President Donald Trump’s approval rating has tumbled among middle-class Americans, according to recent polling data.
Why It Matters
Trump’s falling approval ratings among middle-class Americans signal a critical challenge for his administration as affordability and economic concerns continue to dominate public opinion.
Newsweek contacted the White House on a federal holiday via email for comment. A spokesman previously told Newsweek: “Turning the [Joe] Biden economic disaster around has informed nearly every action the Trump administration has taken since Day One.”
What To Know
Recent polling from Economist/YouGov surveys illustrates a decline in Trump’s approval among middle-class voters–defined as those with incomes between $50,000-$100,000.
The shift in sentiment among this pivotal group could influence upcoming congressional elections and reshape the president’s political standing heading into 2026.
According to the data, the president’s net approval rating among the middle class fell from -10 in October (43 percent approve/53 percent disapprove), to -12 in November (43 percent /55 percent), and further to -17 in December (40 percent/57 percent).
YouGov’s October polling, comprising a sample size of 1,656 U.S. adult citizens and with a ± 3.4 percent margin of error, was carried out between October 31 and November 3, 2025.
Its November survey of 1,628 U.S. adult citizens took place from November 28 to December 1, 2025, and had a ± 3.2 percent margin of error.
Meanwhile, YouGov’s December polling interviewed 1,550 U.S. adult citizens between December 26-29, 2025, and had a ± 3.6% margin of error.
This trend of a slide in support for Trump is reinforced more widely by data in YouGov’s December 2025 poll, which found Trump’s net approval with working-class Americans earning less than $50,000 per year had dropped to -34 points, with only 31 percent approving and 65 percent disapproving.
The data reflect a broader decline in confidence regarding the U.S. economy, a trend that underscores growing voter anxiety over everyday costs and financial security.
Other national surveys echo these findings. A PBS News/NPR/Marist poll taken in December found that 57 percent of respondents disapprove of Trump’s handling of the economy, versus just 36 percent who approve—the lowest rating he has received on economic leadership in either of his terms.
PBS News, NPR, and Marist Poll spoke with Americans between December 8 and 11, 2025, surveying 1,440 adults and 1,261 registered voters by phone, text, and online. The results came with a margin of error of about 3 percentage points.
Economic malaise was further evidenced by 70 percent of Americans saying their area was not affordable for average families, up from 45 percent in June.
Further data conducted between December 4-8, 2025, from the AP-NORC Center for Public Affairs Research also noted a decline in approval across key issues, with Trump’s handling of the economy dropping about 10 points since March and only 40 percent of Americans showing approval for his economic management by December.
The nationwide poll, comprising online and telephone interviews using landlines and cell phones, was conducted with 1,146 adults.
What People Are Saying
President Donald Trump said in a Truth Social post: “The polls are rigged even more than the writers. The real number is 64 percent, and why not, our Country is ‘hotter’ than ever before. Isn’t it nice to have a STRONG BORDER, No Inflation, a powerful Military, and great Economy??? Happy New Year!”

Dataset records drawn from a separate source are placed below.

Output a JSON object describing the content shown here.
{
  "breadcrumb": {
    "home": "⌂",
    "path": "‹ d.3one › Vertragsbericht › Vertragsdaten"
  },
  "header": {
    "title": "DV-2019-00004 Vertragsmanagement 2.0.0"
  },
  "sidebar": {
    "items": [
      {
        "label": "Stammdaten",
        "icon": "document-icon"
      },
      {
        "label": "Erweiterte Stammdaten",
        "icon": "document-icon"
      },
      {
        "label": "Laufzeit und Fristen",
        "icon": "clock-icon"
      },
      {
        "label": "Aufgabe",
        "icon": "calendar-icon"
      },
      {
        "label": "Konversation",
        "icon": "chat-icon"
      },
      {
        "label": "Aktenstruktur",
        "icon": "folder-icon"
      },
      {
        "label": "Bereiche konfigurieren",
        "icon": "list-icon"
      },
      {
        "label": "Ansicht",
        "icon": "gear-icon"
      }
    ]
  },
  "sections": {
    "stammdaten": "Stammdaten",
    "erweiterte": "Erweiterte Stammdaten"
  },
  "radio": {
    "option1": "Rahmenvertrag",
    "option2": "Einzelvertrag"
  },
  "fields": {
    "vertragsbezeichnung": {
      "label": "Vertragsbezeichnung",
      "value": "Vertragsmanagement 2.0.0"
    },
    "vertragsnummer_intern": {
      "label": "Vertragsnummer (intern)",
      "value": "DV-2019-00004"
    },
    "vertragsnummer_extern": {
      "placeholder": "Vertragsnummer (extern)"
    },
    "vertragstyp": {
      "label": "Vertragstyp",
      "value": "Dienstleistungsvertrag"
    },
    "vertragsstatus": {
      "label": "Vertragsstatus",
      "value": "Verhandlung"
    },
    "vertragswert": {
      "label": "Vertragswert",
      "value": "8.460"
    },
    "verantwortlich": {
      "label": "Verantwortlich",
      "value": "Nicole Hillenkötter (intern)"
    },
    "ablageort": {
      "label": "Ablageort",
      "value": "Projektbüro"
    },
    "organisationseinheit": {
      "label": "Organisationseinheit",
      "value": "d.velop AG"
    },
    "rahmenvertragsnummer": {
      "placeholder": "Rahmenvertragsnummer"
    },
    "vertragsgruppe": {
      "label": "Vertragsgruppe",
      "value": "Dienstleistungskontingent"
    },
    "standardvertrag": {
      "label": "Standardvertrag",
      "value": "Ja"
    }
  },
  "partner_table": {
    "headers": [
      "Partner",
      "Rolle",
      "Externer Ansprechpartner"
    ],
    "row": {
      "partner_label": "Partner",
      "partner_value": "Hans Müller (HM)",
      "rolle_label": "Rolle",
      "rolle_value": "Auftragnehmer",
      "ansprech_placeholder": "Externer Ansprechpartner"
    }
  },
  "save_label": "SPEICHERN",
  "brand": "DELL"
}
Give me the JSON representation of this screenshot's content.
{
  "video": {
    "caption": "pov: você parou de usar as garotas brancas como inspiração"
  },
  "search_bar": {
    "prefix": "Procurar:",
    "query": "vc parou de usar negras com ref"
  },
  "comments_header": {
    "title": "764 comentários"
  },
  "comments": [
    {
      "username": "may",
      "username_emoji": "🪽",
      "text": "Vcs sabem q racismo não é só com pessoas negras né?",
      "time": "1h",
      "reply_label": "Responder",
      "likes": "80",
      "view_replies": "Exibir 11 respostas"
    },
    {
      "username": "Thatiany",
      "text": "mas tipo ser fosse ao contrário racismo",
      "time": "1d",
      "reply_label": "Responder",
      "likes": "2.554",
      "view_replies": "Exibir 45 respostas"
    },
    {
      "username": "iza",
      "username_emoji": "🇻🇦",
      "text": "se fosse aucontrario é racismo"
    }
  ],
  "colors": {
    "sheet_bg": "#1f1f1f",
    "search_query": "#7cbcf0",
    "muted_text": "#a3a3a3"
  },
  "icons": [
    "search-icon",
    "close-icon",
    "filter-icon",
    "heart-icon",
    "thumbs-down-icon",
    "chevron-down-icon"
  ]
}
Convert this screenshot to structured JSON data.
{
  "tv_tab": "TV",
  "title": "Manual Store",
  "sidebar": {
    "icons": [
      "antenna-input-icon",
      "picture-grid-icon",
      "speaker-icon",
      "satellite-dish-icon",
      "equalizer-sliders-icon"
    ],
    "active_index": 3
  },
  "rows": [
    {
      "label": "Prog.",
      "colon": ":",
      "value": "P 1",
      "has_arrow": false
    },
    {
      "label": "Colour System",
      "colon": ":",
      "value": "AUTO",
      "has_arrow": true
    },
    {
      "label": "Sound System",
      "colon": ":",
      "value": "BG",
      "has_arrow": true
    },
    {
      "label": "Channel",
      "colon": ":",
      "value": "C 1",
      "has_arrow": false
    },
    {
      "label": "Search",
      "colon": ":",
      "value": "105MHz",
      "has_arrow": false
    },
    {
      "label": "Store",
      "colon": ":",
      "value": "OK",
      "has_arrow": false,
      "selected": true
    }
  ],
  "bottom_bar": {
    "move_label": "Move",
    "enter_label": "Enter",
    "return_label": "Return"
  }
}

White House spokesman Kush Desai previously told Newsweek: “President Trump and every member of his administration are clear-eyed about the fact that Americans continue to reel from the lingering effects of Joe Biden’s generational economic crisis.
“Turning the Biden economic disaster around has informed nearly every action the Trump administration has taken since Day One, from unleashing American energy to cut gas prices to signing historic drug pricing deals to cut costs for American patients.
“Much work remains, and every member of the Trump administration continues to focus on recreating the historic job, wage, and economic growth that Americans enjoyed during President Trump’s first term.”
Desai also previously told Newsweek: “President Trump inherited the worst inflation crisis in a generation from Joe Biden’s incompetence, and his administration has rapidly cooled inflation to a 2.5 percent annualized rate. Americans can count on inflation continuing to fall and real wages continuing to rise.”
Dana M. Peterson, chief economist at The Conference Board, said: “Consumers’ write-in responses on factors affecting the economy continued to be led by references to prices and inflation, tariffs and trade, and politics. However, December saw increases in mentions of immigration, war, and topics related to personal finances—including interest rates, taxes and income, banks, and insurance.”
Republican pollster Whit Ayres told the Los Angeles Times: “The most important reasons he won in 2024 were his promises to bring inflation down and juice the economy. That’s the reason he won so many voters who traditionally had supported Democrats, including Hispanics…But he hasn’t been able to deliver. Inflation has moderated, but it hasn’t gone backward.”
What Happens Next
The decline in Trump’s approval among middle-class Americans and key working-class demographics is likely to play a decisive role in 2026 midterm outcomes.
Economic issues—especially affordability, price levels, and health care costs—are likely to stay at the forefront of U.S. political discourse.